Rezeki terdiri dari dua jenis. Rezeki yang kita cari dan rezeki yang datang dengan sendirinya. Dalam riwayat, rezeki yang datang kepada kita disebut sebagai “rezeki thâlib” (yang mencari) dan rezeki yang kita cari dinamakan “rezeki mathlûb (yang dicari).”
Rezeki thâlib dan yang telah ditentukan (mahtum) adalah rezeki berupa keberadaan, usia, segala fasilitas, lingkungan, keluarga, dan segala potensi dan sebagainya dari jenis rezeki ini, memberikan kemampuan yang diperlukan dan ketelitian untuk berusaha, berupaya dan bekerja sehingga dengan demikian gerbang pintu rezeki matlub dan yang bersyarat akan terbuka.

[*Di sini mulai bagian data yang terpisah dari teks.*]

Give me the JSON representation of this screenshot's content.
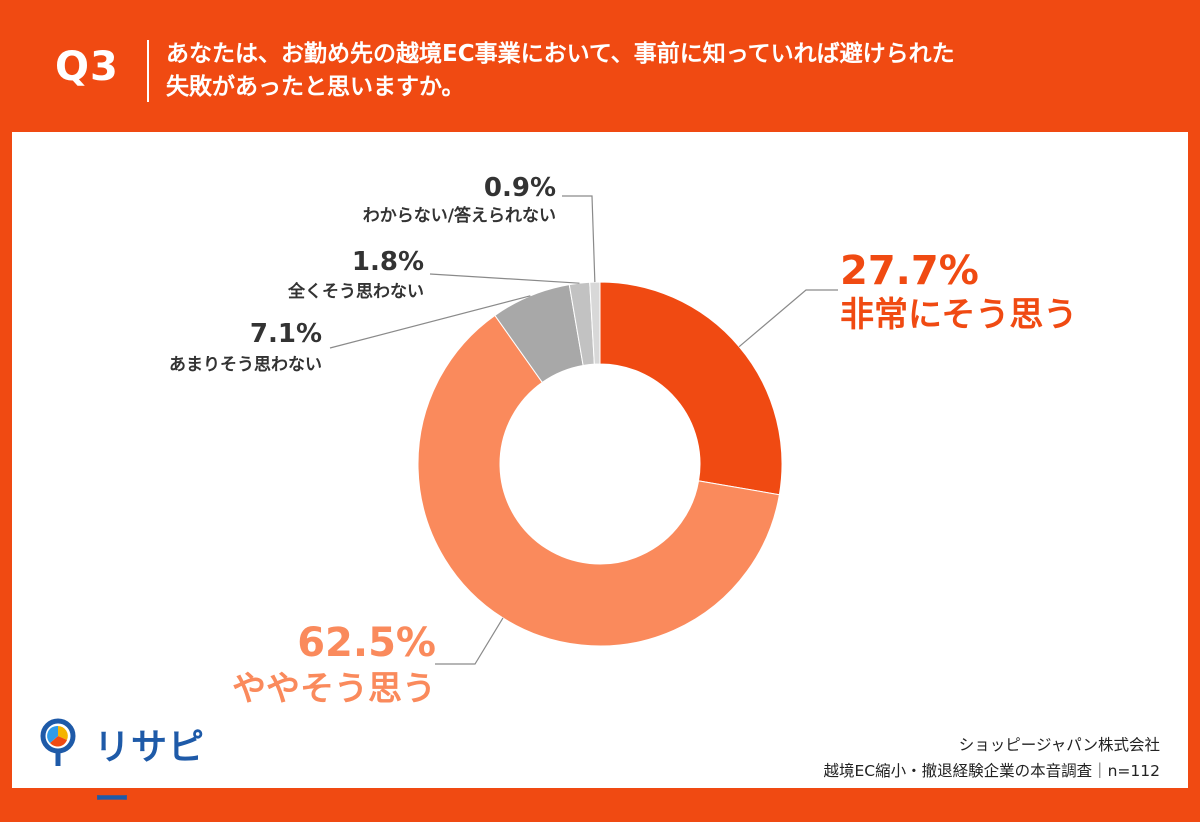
{
  "header": {
    "question_no": "Q3",
    "question_line1": "あなたは、お勤め先の越境EC事業において、事前に知っていれば避けられた",
    "question_line2": "失敗があったと思いますか。"
  },
  "colors": {
    "brand": "#F04A12",
    "strongly_agree": "#F04A12",
    "somewhat_agree": "#FA8A5C",
    "not_really": "#A8A8A8",
    "not_at_all": "#C2C2C2",
    "dont_know": "#D8D8D8",
    "logo_blue": "#1E5AA8"
  },
  "chart_data": {
    "type": "pie",
    "donut": true,
    "slices": [
      {
        "label": "非常にそう思う",
        "value": 27.7,
        "display": "27.7%",
        "color": "#F04A12"
      },
      {
        "label": "ややそう思う",
        "value": 62.5,
        "display": "62.5%",
        "color": "#FA8A5C"
      },
      {
        "label": "あまりそう思わない",
        "value": 7.1,
        "display": "7.1%",
        "color": "#A8A8A8"
      },
      {
        "label": "全くそう思わない",
        "value": 1.8,
        "display": "1.8%",
        "color": "#C2C2C2"
      },
      {
        "label": "わからない/答えられない",
        "value": 0.9,
        "display": "0.9%",
        "color": "#D8D8D8"
      }
    ]
  },
  "logo": {
    "text": "リサピー"
  },
  "source": {
    "company": "ショッピージャパン株式会社",
    "survey": "越境EC縮小・撤退経験企業の本音調査｜n=112"
  }
}
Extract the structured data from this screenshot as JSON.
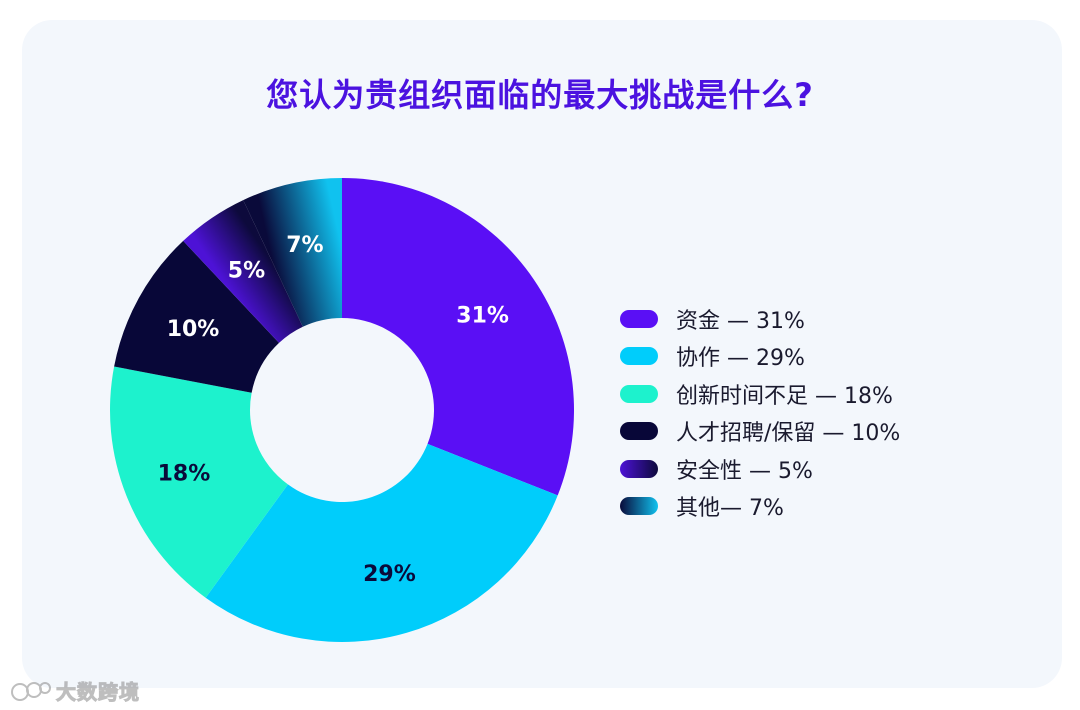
{
  "chart_data": {
    "type": "pie",
    "donut": true,
    "title": "您认为贵组织面临的最大挑战是什么?",
    "slices": [
      {
        "label": "资金 — 31%",
        "value": 31,
        "display": "31%",
        "color": "#5a0ff5",
        "label_color": "#ffffff"
      },
      {
        "label": "协作 — 29%",
        "value": 29,
        "display": "29%",
        "color": "#00cdfb",
        "label_color": "#0a0a3a"
      },
      {
        "label": "创新时间不足 — 18%",
        "value": 18,
        "display": "18%",
        "color": "#1df2cd",
        "label_color": "#0a0a3a"
      },
      {
        "label": "人才招聘/保留 — 10%",
        "value": 10,
        "display": "10%",
        "color": "#080738",
        "label_color": "#ffffff"
      },
      {
        "label": "安全性 — 5%",
        "value": 5,
        "display": "5%",
        "color": "#4d12d6",
        "gradient_to": "#0d0a3c",
        "label_color": "#ffffff"
      },
      {
        "label": "其他— 7%",
        "value": 7,
        "display": "7%",
        "color": "#0a0a3a",
        "gradient_to": "#10c2ef",
        "label_color": "#ffffff"
      }
    ],
    "legend_position": "right"
  },
  "watermark": {
    "text": "大数跨境"
  }
}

Untuk menerima rezeki matlub, setiap orang harus menengadahkan tangannya berdoa – disertai dengan usaha dan keseriusan – ke haribaan Tuhan; bahkan seorang bocah menyusui sekalipun usahanya adalah tangis dan rontaan, dengan aktifitas-aktifitas ini ia memperoleh rezeki yang dicari (ASI). Namun bocah ini tatkala ia beranjak besar dan lebih dewasa, usaha dan keseriusannya berbentuk lain. Dengan berpikir, tafakkur, berkerja, menggerakkan seluruh anggota badan, ia merubah sisi kualitas dan kuantitas rezeki yang diperolehnya. Kesimpulannya dalam bagian rezeki yang ditentukan (mahtum) dan yang mencari (thâlib), akan tercipta usaha, pikiran dan kerja dan dalam usaha, aktifitas, pencarian, dengan demikian rezeki yang dicari dan bersyarat itu akan diperoleh.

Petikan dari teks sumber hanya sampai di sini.